The most basic outcome of paper clutter will be either file, throw/recycle, or use immediately (which will eventually lead to one of the other two). All the guarding at the gates and cutting the fat won’t help if we don’t have a system ready.

Our system is going to work best if we use it right away and not a day or week down the line.  Sorting the mail right when it arrives might mean we should actually stand over the garbage or recycle bin and make the decision right then and there on what we’ll keep, and what we’ll throw, recycle, or shred. From the pile of what we’ll keep, we have to decide what action needs to take place and we absolutely cannot fudge on following through. File or use — do it now. Doing it later means a pile of paper sets up shop on our desk and gets really, really comfortable there. Pretty soon it’s masquerading as a coaster for our coffee mug, a cushion for some books, or maybe serving as scratch paper for quick notes. Get used to little or no paper around. The status quo is not a tray of paper and files that we look at once a year; it is a tray that sees paper and files cycle through quickly as they work their way through our system. Remember, clutter is clutter. We have to follow our system.
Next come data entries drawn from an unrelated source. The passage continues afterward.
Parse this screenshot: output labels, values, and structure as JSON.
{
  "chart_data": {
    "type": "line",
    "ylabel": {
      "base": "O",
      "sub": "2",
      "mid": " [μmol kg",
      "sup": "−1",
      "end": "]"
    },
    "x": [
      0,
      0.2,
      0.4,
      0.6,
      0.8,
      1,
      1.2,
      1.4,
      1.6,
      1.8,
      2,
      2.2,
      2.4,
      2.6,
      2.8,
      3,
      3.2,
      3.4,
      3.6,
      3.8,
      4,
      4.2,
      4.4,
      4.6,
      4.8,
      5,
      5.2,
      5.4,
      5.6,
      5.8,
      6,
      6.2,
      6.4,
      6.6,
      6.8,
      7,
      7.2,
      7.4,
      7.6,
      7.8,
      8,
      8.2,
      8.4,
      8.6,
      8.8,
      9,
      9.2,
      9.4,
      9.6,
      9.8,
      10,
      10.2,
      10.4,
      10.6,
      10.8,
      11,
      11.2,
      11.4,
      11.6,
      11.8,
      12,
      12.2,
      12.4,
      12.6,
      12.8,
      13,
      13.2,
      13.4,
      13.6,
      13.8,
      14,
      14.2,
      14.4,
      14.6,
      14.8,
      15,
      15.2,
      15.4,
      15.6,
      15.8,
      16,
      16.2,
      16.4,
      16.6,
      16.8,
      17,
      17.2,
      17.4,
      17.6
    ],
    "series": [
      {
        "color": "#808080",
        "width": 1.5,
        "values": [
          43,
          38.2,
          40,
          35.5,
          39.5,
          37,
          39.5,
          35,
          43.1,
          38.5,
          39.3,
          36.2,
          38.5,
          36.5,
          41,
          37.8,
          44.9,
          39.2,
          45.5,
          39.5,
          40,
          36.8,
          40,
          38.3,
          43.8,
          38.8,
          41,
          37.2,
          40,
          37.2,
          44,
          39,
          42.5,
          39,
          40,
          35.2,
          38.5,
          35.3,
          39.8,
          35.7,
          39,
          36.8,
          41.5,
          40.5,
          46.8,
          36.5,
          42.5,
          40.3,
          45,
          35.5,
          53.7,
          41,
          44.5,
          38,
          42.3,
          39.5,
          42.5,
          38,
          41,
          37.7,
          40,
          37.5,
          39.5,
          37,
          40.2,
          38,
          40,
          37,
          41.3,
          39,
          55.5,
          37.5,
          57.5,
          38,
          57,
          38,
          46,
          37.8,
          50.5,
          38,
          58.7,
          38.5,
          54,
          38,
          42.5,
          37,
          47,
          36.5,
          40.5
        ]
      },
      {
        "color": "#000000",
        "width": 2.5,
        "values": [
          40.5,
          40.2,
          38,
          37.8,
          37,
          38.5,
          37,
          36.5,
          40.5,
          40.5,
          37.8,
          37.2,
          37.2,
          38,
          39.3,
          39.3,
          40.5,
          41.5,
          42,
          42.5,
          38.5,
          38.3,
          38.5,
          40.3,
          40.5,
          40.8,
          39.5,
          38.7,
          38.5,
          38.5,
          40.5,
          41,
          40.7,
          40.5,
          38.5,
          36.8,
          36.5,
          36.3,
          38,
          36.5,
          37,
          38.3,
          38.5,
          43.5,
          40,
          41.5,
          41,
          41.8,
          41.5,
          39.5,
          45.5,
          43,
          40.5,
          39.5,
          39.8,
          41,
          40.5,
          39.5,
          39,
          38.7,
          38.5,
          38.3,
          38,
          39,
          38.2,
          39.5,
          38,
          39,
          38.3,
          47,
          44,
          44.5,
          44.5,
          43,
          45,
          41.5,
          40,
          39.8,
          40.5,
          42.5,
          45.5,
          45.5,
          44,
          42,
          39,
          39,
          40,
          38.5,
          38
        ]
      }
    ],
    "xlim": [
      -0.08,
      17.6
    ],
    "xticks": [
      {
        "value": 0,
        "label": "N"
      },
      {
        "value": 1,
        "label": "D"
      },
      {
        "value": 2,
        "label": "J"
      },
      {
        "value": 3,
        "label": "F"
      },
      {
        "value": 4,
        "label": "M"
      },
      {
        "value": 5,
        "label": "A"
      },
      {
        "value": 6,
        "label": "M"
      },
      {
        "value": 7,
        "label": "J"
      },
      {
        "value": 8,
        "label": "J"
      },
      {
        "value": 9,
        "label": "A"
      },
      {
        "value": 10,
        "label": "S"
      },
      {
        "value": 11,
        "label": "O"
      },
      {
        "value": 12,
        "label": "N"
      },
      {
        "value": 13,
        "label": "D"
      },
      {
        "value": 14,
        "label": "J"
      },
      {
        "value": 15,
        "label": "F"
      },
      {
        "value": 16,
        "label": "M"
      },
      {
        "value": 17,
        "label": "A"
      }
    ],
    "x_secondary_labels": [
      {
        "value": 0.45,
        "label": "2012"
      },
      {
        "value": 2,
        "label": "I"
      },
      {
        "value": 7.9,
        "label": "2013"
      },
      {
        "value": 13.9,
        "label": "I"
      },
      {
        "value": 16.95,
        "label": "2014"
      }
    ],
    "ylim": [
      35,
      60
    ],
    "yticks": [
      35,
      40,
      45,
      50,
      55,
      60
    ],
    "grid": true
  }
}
Make Use Of Temporary Help

Sticky notes, notepads, notebooks — useful, and not evil. We need to jot temporary notes on paper sometimes. Though it might sound anti-anti-clutter, it’s good to have “single use” notepaper on hand for exactly that purpose. Otherwise, last week’s file folder sitting in a pile near the phone looks like a decent option for some notes pulled from a phone call. It seems innocent enough to write on whatever is handy, but that means that when it comes time to either use the file or find the phone message we have a problem of paper clutter that is serving two masters. We don’t use a fork to eat soup (usually), and a random receipt isn’t the best place for a quick note to our co-workers or a sketch of our greatest idea ever. Get notepads or sticky notes, or use an online note-taking system like Springpad or Evernote to record those sorts of things. Have them by the phone or wherever we find ourselves jotting down notes. Anything else is a wrench in the gears of our finely honed system.

The best chance that paper clutter has at developing and overwhelming us is that we would be too busy. Even if we want the paper to be organized and in place, and even if we have a pretty good system in mind, it just takes a few days of not getting around to it to leave us with a fairly large backlog of paper that needs sorting, filing, throwing, and sending. We gotta stay on top of it. Reduce the paper coming in, meet it at the door, deal with it immediately, and we’re good to go.